5. Significance and Future Prospects

• Novel Testing Ground: This work establishes a new class of laboratory tests for gravity that bridges solid-state physics, seismology, and cosmic-ray physics.
• Independence from Local Gravity: By utilizing muography, the method offers a unique pathway to test gravity models without the systematic errors introduced by the very gravitational field being tested.
• Future Improvements: The authors identify that to fully exploit this method, future experiments must:
  • Increase the number of muon detection channels to improve resolution.
  • Implement multilayer detectors for precise trajectory reconstruction.
  • Control environmental conditions (temperature) systematically to isolate the temperature-dependent effects predicted by the model.

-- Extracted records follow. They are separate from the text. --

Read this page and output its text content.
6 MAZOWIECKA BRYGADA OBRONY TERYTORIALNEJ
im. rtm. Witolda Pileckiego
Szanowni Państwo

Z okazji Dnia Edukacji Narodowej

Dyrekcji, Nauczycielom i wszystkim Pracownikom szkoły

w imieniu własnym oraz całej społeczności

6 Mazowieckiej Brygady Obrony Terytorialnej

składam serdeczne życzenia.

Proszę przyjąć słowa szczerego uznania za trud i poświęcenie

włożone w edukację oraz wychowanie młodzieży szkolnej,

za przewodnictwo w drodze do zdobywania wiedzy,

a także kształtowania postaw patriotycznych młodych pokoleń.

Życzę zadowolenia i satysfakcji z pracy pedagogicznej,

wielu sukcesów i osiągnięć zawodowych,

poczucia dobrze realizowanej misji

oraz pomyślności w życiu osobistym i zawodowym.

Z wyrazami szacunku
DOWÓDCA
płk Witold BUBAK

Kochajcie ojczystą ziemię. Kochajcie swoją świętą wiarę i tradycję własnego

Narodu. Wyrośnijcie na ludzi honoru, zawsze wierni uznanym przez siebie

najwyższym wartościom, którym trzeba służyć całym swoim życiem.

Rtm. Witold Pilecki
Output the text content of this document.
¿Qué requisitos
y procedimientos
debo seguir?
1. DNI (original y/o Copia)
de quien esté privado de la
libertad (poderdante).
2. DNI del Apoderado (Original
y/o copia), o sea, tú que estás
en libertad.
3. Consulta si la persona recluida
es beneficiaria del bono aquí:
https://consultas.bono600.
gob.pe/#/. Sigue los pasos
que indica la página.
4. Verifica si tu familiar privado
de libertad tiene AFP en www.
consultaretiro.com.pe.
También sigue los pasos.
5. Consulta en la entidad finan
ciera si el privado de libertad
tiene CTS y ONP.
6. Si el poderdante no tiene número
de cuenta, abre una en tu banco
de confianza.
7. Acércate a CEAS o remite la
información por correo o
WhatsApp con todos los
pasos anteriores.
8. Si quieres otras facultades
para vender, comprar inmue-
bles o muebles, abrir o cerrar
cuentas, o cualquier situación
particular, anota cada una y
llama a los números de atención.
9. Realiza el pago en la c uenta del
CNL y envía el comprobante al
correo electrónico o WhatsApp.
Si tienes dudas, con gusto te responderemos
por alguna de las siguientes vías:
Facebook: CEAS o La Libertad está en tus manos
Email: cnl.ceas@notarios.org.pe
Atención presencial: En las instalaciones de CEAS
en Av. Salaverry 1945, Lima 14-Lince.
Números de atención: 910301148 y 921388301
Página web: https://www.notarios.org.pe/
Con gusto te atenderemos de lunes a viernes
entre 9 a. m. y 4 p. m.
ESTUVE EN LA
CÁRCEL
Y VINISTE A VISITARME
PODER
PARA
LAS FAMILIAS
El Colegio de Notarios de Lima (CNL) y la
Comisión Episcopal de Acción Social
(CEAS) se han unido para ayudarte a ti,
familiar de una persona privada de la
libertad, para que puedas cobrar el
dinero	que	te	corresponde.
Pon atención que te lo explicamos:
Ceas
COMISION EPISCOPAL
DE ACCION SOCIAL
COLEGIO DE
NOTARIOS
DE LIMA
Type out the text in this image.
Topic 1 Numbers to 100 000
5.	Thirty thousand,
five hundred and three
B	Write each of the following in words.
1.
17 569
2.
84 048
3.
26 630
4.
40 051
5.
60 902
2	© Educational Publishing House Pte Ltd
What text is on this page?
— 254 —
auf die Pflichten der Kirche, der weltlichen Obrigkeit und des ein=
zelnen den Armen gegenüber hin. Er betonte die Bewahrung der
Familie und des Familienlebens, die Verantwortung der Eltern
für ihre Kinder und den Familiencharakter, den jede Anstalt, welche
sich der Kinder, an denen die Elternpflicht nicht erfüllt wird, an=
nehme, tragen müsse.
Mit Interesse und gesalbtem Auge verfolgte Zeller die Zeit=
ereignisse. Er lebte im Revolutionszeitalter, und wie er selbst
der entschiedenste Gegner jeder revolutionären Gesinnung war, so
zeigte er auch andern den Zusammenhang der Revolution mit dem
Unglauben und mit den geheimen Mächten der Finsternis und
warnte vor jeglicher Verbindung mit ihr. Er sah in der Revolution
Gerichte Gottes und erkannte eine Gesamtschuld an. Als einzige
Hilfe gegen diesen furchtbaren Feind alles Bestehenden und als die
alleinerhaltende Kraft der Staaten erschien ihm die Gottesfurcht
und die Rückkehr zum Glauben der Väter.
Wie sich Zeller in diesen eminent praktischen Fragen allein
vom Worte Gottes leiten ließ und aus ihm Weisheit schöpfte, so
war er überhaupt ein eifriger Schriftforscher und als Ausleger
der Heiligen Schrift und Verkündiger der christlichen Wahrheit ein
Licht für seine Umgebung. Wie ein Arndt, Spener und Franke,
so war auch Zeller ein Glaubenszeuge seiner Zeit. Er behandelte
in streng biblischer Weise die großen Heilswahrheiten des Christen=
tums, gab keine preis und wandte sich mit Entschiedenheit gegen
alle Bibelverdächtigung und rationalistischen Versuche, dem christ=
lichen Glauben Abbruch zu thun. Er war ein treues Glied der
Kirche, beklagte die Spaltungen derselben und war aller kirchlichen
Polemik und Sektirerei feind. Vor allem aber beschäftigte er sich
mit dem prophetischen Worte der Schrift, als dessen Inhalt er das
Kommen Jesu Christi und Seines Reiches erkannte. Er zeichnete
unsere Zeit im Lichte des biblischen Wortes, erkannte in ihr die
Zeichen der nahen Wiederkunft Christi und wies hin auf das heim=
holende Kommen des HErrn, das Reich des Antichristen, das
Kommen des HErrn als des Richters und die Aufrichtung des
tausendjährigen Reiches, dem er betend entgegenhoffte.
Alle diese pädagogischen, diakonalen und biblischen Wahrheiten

  • Account for uncertainties in seismic velocity measurements.

Conclusion:
The paper successfully demonstrates that combining seismic wave data with muon tomography provides a viable, gravity-independent method to constrain quantum gravity parameters. It offers a concrete theoretical framework and preliminary experimental validation, suggesting that macroscopic material properties can serve as sensitive probes for Planck-scale physics.